One of Trump’s critics from within the Republican camp, Nebraska Senator Ben Sasse, denounced the president’s new ploy as “nuts” and “dumb”.
“Hopefully the president is just blowing off steam again but, if he's even half-serious, this is nuts,” Sasse said.
“China is guilty of many things, but the president has no actual plan to win right now.
“He's threatening to light American agriculture on fire.
“Let's absolutely take on Chinese bad behaviour, but with a plan that punishes them instead of us.
“This is the dumbest possible way to do this.”
Straying from the traditional party view for the Democrats was Elizabeth Warren.
The Massachusetts senator, who is normally a fierce Trump critic, endorsed the White House’s rhetoric during her three-day visit to China last week.
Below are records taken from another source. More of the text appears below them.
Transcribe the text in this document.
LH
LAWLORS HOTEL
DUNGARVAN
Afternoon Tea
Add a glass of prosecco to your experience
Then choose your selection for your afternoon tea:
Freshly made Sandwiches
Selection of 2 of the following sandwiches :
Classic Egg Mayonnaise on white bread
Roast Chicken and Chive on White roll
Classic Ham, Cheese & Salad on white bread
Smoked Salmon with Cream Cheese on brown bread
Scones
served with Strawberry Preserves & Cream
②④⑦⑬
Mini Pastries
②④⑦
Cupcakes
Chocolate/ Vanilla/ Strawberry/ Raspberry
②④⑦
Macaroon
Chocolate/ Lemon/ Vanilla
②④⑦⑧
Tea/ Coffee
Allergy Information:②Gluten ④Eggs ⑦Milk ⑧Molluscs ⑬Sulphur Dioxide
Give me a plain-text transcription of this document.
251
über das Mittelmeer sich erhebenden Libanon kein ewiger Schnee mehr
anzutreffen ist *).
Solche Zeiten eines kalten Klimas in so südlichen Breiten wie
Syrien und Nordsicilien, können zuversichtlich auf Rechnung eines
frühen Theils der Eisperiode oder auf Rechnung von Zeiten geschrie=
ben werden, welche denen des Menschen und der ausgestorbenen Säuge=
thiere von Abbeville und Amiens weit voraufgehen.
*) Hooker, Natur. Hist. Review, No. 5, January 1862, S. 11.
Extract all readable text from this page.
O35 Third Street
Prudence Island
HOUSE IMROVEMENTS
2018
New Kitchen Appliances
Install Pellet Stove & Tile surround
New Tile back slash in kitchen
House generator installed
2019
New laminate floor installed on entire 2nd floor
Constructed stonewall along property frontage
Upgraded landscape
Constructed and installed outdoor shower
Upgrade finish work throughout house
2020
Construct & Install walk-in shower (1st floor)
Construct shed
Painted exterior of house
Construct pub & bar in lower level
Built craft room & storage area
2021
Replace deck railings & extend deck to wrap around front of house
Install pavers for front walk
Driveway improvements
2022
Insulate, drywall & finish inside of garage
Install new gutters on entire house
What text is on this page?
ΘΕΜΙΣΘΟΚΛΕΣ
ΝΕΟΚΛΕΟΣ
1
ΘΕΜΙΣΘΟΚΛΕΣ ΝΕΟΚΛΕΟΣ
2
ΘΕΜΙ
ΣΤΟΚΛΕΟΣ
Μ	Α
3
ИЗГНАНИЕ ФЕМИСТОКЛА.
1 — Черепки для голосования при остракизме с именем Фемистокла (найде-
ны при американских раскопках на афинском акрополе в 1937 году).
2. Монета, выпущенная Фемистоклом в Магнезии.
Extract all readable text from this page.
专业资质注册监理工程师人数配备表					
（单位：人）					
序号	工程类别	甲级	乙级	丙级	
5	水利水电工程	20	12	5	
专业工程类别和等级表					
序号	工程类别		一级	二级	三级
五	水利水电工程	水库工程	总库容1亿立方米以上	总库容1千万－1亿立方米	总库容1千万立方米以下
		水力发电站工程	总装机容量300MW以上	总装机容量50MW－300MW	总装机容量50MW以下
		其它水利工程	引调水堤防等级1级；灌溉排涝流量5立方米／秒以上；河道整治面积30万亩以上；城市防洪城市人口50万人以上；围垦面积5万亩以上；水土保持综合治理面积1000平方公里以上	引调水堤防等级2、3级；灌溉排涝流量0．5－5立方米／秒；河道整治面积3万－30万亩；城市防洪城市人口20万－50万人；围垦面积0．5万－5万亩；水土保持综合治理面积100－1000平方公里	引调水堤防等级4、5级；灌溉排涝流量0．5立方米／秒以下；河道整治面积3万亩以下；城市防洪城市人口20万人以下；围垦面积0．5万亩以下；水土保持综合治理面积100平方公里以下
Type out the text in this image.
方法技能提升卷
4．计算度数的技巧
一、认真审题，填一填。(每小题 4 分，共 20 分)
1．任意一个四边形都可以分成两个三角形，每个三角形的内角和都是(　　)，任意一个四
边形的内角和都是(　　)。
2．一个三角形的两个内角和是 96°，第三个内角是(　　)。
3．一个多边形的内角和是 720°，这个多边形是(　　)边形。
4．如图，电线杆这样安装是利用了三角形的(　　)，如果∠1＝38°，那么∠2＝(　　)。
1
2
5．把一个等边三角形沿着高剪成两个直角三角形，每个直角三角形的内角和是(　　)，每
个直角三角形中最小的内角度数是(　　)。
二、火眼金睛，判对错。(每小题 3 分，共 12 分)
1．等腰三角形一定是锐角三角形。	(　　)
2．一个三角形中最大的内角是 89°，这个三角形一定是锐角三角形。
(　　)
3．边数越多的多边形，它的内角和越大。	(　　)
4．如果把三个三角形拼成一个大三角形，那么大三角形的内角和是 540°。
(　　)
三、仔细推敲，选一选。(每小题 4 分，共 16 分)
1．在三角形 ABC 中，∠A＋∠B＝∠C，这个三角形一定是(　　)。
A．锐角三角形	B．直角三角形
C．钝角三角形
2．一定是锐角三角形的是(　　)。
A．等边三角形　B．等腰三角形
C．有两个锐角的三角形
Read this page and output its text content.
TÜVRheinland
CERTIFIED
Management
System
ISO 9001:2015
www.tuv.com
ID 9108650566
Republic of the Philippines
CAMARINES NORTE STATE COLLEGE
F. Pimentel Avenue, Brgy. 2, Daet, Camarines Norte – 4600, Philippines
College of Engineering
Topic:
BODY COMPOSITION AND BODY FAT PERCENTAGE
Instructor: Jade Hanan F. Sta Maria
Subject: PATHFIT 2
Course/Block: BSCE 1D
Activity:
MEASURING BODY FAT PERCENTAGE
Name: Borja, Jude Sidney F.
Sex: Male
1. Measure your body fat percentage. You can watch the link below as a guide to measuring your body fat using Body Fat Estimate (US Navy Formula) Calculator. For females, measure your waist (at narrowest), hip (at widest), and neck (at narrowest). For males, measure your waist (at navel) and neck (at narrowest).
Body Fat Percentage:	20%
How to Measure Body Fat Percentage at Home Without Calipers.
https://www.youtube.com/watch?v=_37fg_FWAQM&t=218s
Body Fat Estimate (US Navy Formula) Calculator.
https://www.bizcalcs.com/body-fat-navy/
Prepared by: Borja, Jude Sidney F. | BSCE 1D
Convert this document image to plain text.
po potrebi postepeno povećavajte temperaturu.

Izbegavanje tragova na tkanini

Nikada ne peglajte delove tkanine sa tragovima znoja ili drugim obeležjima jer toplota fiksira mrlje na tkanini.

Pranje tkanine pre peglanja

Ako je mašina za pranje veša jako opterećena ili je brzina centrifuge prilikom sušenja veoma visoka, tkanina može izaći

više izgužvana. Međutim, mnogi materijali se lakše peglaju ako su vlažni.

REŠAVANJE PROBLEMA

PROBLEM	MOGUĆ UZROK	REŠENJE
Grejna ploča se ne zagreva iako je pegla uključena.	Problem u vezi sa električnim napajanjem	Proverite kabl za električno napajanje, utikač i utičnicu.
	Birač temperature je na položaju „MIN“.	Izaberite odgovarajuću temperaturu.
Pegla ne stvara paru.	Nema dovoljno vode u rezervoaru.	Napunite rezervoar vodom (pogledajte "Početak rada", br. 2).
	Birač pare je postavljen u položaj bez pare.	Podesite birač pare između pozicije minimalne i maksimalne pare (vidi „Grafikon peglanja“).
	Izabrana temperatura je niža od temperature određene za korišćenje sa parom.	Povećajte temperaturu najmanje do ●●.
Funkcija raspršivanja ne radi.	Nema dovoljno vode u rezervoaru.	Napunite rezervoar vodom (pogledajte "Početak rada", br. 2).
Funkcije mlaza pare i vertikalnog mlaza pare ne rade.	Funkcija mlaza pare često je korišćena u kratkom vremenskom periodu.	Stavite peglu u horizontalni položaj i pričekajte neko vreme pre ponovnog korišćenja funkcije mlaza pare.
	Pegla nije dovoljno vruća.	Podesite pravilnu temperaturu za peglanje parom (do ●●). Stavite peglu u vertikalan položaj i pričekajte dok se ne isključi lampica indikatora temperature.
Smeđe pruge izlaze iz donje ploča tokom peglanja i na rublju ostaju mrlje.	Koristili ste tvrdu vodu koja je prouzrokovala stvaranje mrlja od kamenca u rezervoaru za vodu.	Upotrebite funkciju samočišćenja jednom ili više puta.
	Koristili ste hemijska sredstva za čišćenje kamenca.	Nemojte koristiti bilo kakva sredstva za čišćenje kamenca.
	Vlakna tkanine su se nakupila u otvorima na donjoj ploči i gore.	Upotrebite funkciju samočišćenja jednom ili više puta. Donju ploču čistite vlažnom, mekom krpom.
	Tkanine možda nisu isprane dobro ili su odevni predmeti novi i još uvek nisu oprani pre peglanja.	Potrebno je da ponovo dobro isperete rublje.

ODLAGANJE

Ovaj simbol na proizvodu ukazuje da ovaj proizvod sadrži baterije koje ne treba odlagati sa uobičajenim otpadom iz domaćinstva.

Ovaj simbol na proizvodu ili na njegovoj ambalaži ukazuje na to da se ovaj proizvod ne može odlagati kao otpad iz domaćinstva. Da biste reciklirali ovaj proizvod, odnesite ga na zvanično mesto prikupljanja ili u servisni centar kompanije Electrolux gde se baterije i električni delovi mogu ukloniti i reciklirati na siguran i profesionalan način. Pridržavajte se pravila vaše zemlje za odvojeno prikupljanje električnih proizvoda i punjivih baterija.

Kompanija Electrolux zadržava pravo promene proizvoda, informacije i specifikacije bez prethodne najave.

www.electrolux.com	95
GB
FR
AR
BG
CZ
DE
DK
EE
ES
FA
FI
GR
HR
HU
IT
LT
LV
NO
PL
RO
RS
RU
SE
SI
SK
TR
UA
After years of mistakenly assuming economic engagement would lead to a more open China, the US government was doing something about Beijing’s demand that US companies give up trade secrets in exchange for access to China’s market, Warren said.
“The [US’s] whole [China] policy was misdirected,” Warren said in Beijing.
“We told ourselves a happy-face story that never fit with the facts. Now US policymakers are starting to look more aggressively at pushing China to open up the markets without demanding a hostage price of access to US technology.”
Hewing closer to the traditional party narrative was former Republican presidential nominee Mitt Romney, who is running for a US Senate seat in Utah.
Romney played down the impact of Trump’s latest trade move and said he doubted it would lead to a full-blown trade war with China.
During a campaign event on Thursday in Sandy, Utah, Romney said Trump’s policies would “wake up” Beijing and “they’ll recognise that business as usual is going to have to change”.
“China over the years has taken advantage of the attitude in America, which is we haven’t watched very closely and they’ve been cheating,” Romney said.
Another typical Democratic view was expressed by Senator Heidi Heitkamp of North Dakota, who called Trump’s plan for added tariffs a “reckless gamble”.
Escalating the potential of a trade war with China “gambles the livelihoods of US farmers and ranchers across rural America”, Heitkamp said in a Twitter post.
“Sixty per cent of North Dakota’s exports to China are agricultural products.”
“[China’s] unfair trade policies need to be reined in,” she said. “But this isn’t the way to do it.”
North Dakota’s agricultural products, including soybeans, would be subject to 25 per cent tariffs that Beijing is imposing on imported US goods in retaliation for Trump’s punitive duties on US$50 billion of imported Chinese items.